In mid-April, Kathy Yelick announced she would step down as Associate Laboratory Director (ALD) for the Computing Sciences organization at Lawrence Berkeley National Laboratory, a position she has held since September 2010. Yelick was also Director of National Energy Research Scientific Computing Center (NERSC) from 2008 through 2012 and has been on the faculty of Electrical Engineering and Computer Sciences at UC Berkeley since 1991. She will return to campus in January 2020 while continuing to serve as a strategic advisor to Berkeley Lab Director Mike Witherell on lab-wide initiatives.

Kathy Yelick

“Kathy has played a central role in leading the transformation that computing has had across scientific inquiry, not only at our Lab but across the country,” said Berkeley Lab Director Mike Witherell in announcing Yelick’s decision. “We look forward to working with her on our Lab-wide strategic initiatives and on executing the new Strategic Plan.”

Berkeley Lab has posted the position and launched an international search for candidates to become the next ALD. Yelick recently sat down with retired Computing Sciences Communications Manager Jon Bashor to talk about the position and get her perspective on the organization and what the future holds.

A number of people in the HPC community were surprised by your announcement that you had decided to step down as the Computing Sciences ALD. What made you decide to step down at this time?

Katherine Yelick: First I want to say that I have thoroughly enjoyed this job and it’s been an honor to lead such a remarkable organization.
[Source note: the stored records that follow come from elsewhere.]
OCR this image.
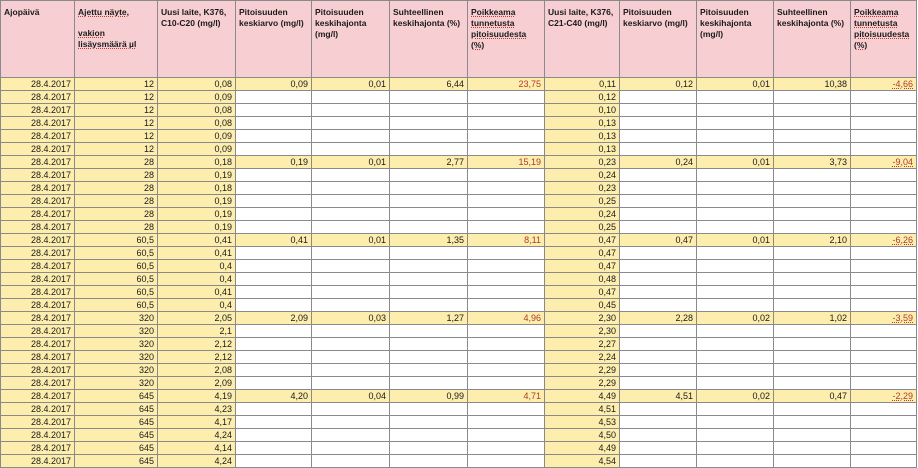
Ajopäivä	Ajettu näyte,
vakion lisäysmäärä µl	Uusi laite, K376, C10-C20 (mg/l)	Pitoisuuden keskiarvo (mg/l)	Pitoisuuden keskihajonta (mg/l)	Suhteellinen keskihajonta (%)	Poikkeama tunnetusta pitoisuudesta (%)	Uusi laite, K376, C21-C40 (mg/l)	Pitoisuuden keskiarvo (mg/l)	Pitoisuuden keskihajonta (mg/l)	Suhteellinen keskihajonta (%)	Poikkeama tunnetusta pitoisuudesta (%)
28.4.2017	12	0,08	0,09	0,01	6,44	23,75	0,11	0,12	0,01	10,38	-4,66
28.4.2017	12	0,09					0,12				
28.4.2017	12	0,08					0,10				
28.4.2017	12	0,08					0,13				
28.4.2017	12	0,09					0,13				
28.4.2017	12	0,09					0,13				
28.4.2017	28	0,18	0,19	0,01	2,77	15,19	0,23	0,24	0,01	3,73	-9,04
28.4.2017	28	0,19					0,24				
28.4.2017	28	0,18					0,23				
28.4.2017	28	0,19					0,25				
28.4.2017	28	0,19					0,24				
28.4.2017	28	0,19					0,25				
28.4.2017	60,5	0,41	0,41	0,01	1,35	8,11	0,47	0,47	0,01	2,10	-6,26
28.4.2017	60,5	0,41					0,47				
28.4.2017	60,5	0,4					0,47				
28.4.2017	60,5	0,4					0,48				
28.4.2017	60,5	0,41					0,47				
28.4.2017	60,5	0,4					0,45				
28.4.2017	320	2,05	2,09	0,03	1,27	4,96	2,30	2,28	0,02	1,02	-3,59
28.4.2017	320	2,1					2,30				
28.4.2017	320	2,12					2,27				
28.4.2017	320	2,12					2,24				
28.4.2017	320	2,08					2,29				
28.4.2017	320	2,09					2,29				
28.4.2017	645	4,19	4,20	0,04	0,99	4,71	4,49	4,51	0,02	0,47	-2,29
28.4.2017	645	4,23					4,51				
28.4.2017	645	4,17					4,53				
28.4.2017	645	4,24					4,50				
28.4.2017	645	4,14					4,49				
28.4.2017	645	4,24					4,54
I think it’s the best computing position anywhere in the Department of Energy national labs, with two of the highest-impact national facilities and the premier computational research organization. ESnet, DOE’s dedicated network for science, is essential to DOE researchers and collaborators around the world, providing critical support for data-intensive science. NERSC  is a leader in pushing technology forward and pulling the broad science community along to achieve scientific breakthroughs on the latest HPC systems.

I’m obviously biased, but I think we have the best computational research program among the labs. We have leading researchers in applied mathematics, computer and data science, and a strong culture of using our core strengths and technologies to deliver breakthrough science capabilities in other areas. Researchers from postdocs to senior scientists are committed to cross-disciplinary collaborations, and they team with software engineers to build software solutions that are typically not possible in a university setting.

So why now? This is a very exciting time in high performance computing, which is broadening from the traditional focus on modeling and simulation applications to those involving high performance data analytics and machine learning. At the same time there are significant technology disruptions from the end of transistor scaling and the emergence of quantum computation becoming viable for scientific applications in the foreseeable future. These will be transformative in science, and in my role as ALD I have helped to shape a strategic vision of a more productive, automated and performant set of computational methods and systems for scientific inquiry. It’s very rewarding to support this kind of high-impact work, but I do miss the more hands-on aspects of research – finding clever parallel algorithms or implementation techniques, working with students, and participating more directly in the educational mission of the university.

I’m especially excited about the ExaBiome project, part of DOE’s Exascale Computing Project, or ECP, which is developing scalable high performance methods for genome analysis. This is an example of using more computing to find more signals in current data sets, in addition to supporting the growth in sequencing data and interest in analyzing across data sets. But for me, personally, it’s also about using the class of programming techniques that I’ve worked on throughout my career to take algorithms that are predominantly written for shared memory machines and run them on HPC systems.

What about your tenure as ALD? What do you see as the most important accomplishments during that time?

Probably the most visible accomplishment was the 2015 opening of the new home for Computing Sciences: Shyh Wang Hall [shown in feature image above]. Our new building, which you can see from across the bay in San Francisco, allowed us to bring together staff from ESnet, NERSC, and the Computational Research Division, along with the Area staff who support our operational activities. The environment has proven great for fostering collaboration as people meet and talk in the hallways, meeting rooms and break rooms. As NERSC Director, I had three offices – one at UC Berkeley, one in Oakland for NERSC, and one at LBNL for my lab management role. That meant a lot of driving around for me, but more importantly it really kept the NERSC staff separated from the rest of Computing Sciences and the lab. We now have the NERSC staff and machine room, and much cheaper power by the way, back at the main lab site.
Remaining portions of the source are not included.